The background of the case no. NJA 2018 p. 834
The construction company Byggdialog AB (“Byggdialog”) was contracted by Bo i Väsby AB (“BVAB”) to build a school. Byggdialog contracted the technical consultancy company Integra Engineering AB (“Integra”) to produce the construction documents for this purpose. Pursuant to the applicable general conditions agreed between Byggdialog and Integra, Integra would be liable for loss caused by a negligent performance of the contract. Byggdialog and BVAB had in turn agreed that Byggdialog was liable to pay liquidated damages for delays in the construction.
Integra did not produce the construction documents in accordance with the contract, which caused a delay in the construction project. Byggdialog was obligated to pay liquidated damages in the amount of 2,700,000 SEK pursuant to its agreement with BVAB and subsequently made a recovery claim against Integra corresponding to this amount.
Integra notified the claim to its insurer under its professional liability policy. However, the insurer declined the claim with reference to the policy exclusion for liquidated damages, which provided that fines, liquidated damages or punitive damages were not covered unless there was such liability for damages covered by the policy regardless of if the claim is labelled fines, liquidated damages or punitive damages.
Integra challenged the insurer’s coverage position and initiated an action in the District Court, which used the procedural possibility to refer a specific issue to the Supreme Court. The issue before the Supreme Court was whether the exclusion clause was applicable in relation to Integra’s claim.
The reasoning of the Supreme Court
The Supreme Court held that the wording of an insurance clause is typically fundamental for its interpretation. However, where the wording does not provide a clear interpretation, guidance can be derived from the systematics of the policy and its other terms and conditions. Other factors, such as the purpose of the clause and what would be an objective and reasonable interpretation may also be relevant.
Since liquidated damages in a contract constitute compensation for loss agreed in advance, the Supreme Court held, with reference to the wording of the first part of the exclusion, that a claim for liquidated damages against the insured was not covered by the policy. However, the Supreme Court further held that the wording of the clause did not include liquidated damages that had been paid in a prior stage in the contract chain and passed forward as a claim for damages against the insured.
Further, the Supreme Court held that liquidated damages typically would be a claim for damages when it is passed forward in the contract chain. Consequently, the Supreme Court considered Byggdialog’s claim against Integra as a claim for damages.
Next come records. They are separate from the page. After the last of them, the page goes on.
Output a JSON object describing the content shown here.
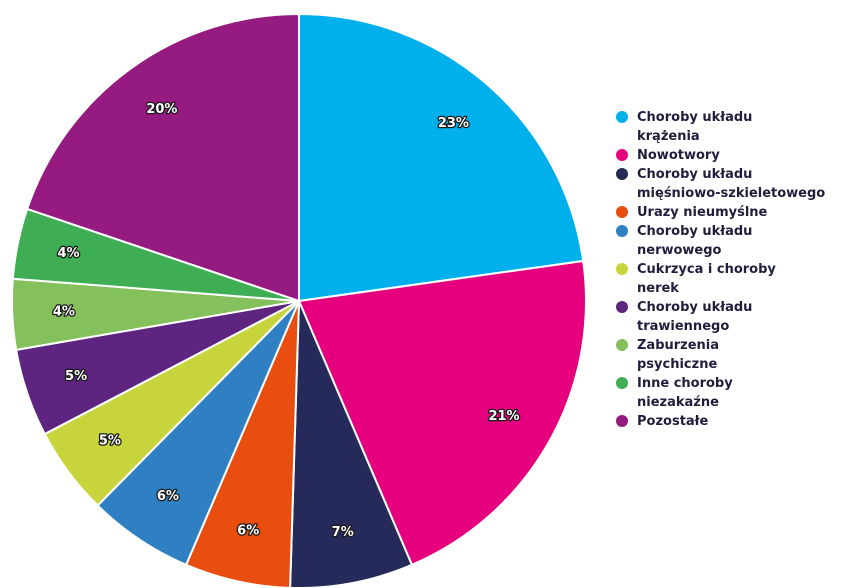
{
  "chart_data": {
    "type": "pie",
    "title": "",
    "legend_position": "right",
    "start_angle": "top",
    "direction": "clockwise",
    "slices": [
      {
        "name": "Choroby układu\nkrążenia",
        "value": 23,
        "label": "23%",
        "color": "#00b0ec"
      },
      {
        "name": "Nowotwory",
        "value": 21,
        "label": "21%",
        "color": "#e6007e"
      },
      {
        "name": "Choroby układu\nmięśniowo-szkieletowego",
        "value": 7,
        "label": "7%",
        "color": "#262a5a"
      },
      {
        "name": "Urazy nieumyślne",
        "value": 6,
        "label": "6%",
        "color": "#e84e0f"
      },
      {
        "name": "Choroby układu\nnerwowego",
        "value": 6,
        "label": "6%",
        "color": "#2f80c3"
      },
      {
        "name": "Cukrzyca i choroby\nnerek",
        "value": 5,
        "label": "5%",
        "color": "#c8d43b"
      },
      {
        "name": "Choroby układu\ntrawiennego",
        "value": 5,
        "label": "5%",
        "color": "#5e2580"
      },
      {
        "name": "Zaburzenia\npsychiczne",
        "value": 4,
        "label": "4%",
        "color": "#84c05c"
      },
      {
        "name": "Inne choroby\nniezakaźne",
        "value": 4,
        "label": "4%",
        "color": "#3fad54"
      },
      {
        "name": "Pozostałe",
        "value": 20,
        "label": "20%",
        "color": "#951b81"
      }
    ]
  }
}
In terms of the purpose of the exclusion, the Supreme Court concluded that it was probable that the insurer desired to exclude compensation for loss that did not have any connection with a real loss and that compensation for liquidated damages can include more than the actual loss sustained. According to the Supreme Court, however, that purpose was not stated clear enough by the wording of the clause.
The Supreme Court also considered other relevant factors when interpreting the exclusion clause. A uniform practice in the industry regarding the exclusion had not been established in the case and the Supreme Court concluded that the insurer could have formulated the exclusion clearer. Furthermore, the Supreme Court concluded that an interpretation where liquidated damages were covered by the insurance was reasonable. For this conclusion the Supreme Court considered that a failure to perform correct construction documents typically can delay a project and lead to penalties for the constructor. Consequently, the Supreme Court found that Integra was entitled to indemnification under the insurance.
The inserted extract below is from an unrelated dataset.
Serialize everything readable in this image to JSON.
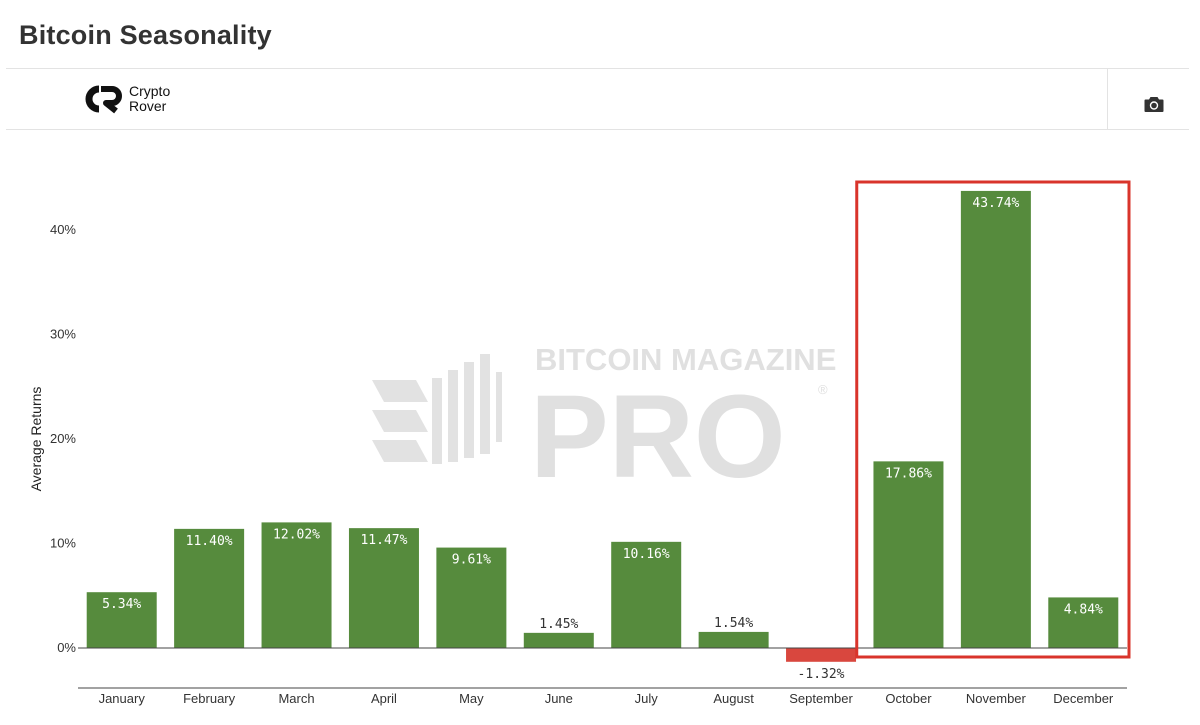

The Supreme Court’s ruling answers the important question if liquidated damages that are passed forward through the contract chain can be considered a claim for damages and hence covered by a professional liability policy. Liquidated damages are often included in contracts and may have several purposes. They may prevent breaches of contract; provide a larger compensation when a breach occurs; limit the liability for a breach; and to simplify the process of calculating the loss sustained by a breach of contract (there is no requirement to establish the existence or quantum of a loss).
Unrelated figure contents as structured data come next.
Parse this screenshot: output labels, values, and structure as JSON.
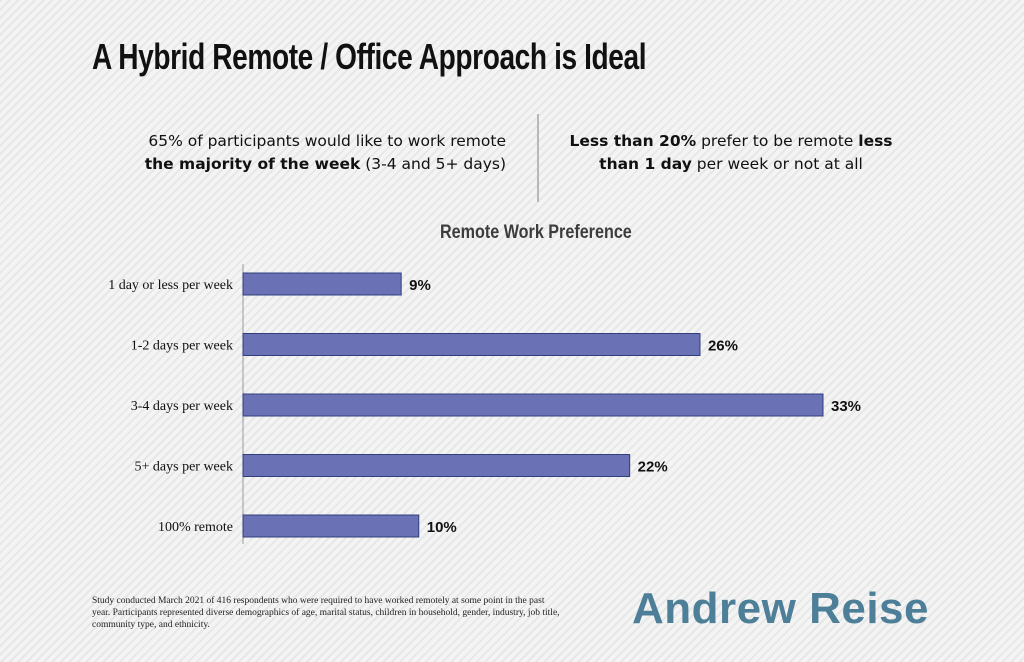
{
  "header": {
    "title": "A Hybrid Remote / Office Approach is Ideal"
  },
  "blurbs": {
    "left_line1": "65% of participants would like to work remote",
    "left_line2_bold": "the majority of the week",
    "left_line2_rest": " (3-4 and 5+ days)",
    "right_bold1": "Less than 20%",
    "right_text1": " prefer to be remote ",
    "right_bold2": "less",
    "right_bold3": "than 1 day",
    "right_text2": " per week or not at all"
  },
  "chart_data": {
    "type": "bar",
    "orientation": "horizontal",
    "title": "Remote Work Preference",
    "categories": [
      "1 day or less per week",
      "1-2 days per week",
      "3-4 days per week",
      "5+ days per week",
      "100% remote"
    ],
    "values": [
      9,
      26,
      33,
      22,
      10
    ],
    "data_labels": [
      "9%",
      "26%",
      "33%",
      "22%",
      "10%"
    ],
    "xlim": [
      0,
      33
    ],
    "grid": false,
    "bar_color": "#6a72b5"
  },
  "footnote": "Study conducted March 2021 of 416 respondents who were required to have worked remotely at some point in the past year. Participants represented diverse demographics of age, marital status, children in household, gender, industry, job title, community type, and ethnicity.",
  "brand": "Andrew Reise",
  "colors": {
    "bar": "#6a72b5",
    "bar_border": "#2f3f7a",
    "brand": "#4d7f98"
  }
}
Since the amount of the liquidated damages will not be determined by the size of an actual loss, the insurer may have difficulties in setting the premium for a professional liability insurance if liquidated damages passed forward are covered by the insurance. The ruling may cause insurance companies to adjust the exclusion clauses for liquidated damages in their professional liability policies. However, construction companies should be aware that they might have a contractual obligation to have an insurance that covers its contractual obligations. A construction company that does not have a professional liability insurance that covers a claim like the one in this present case might not fulfil its contractual obligation. The insurer and insured should discuss these issues.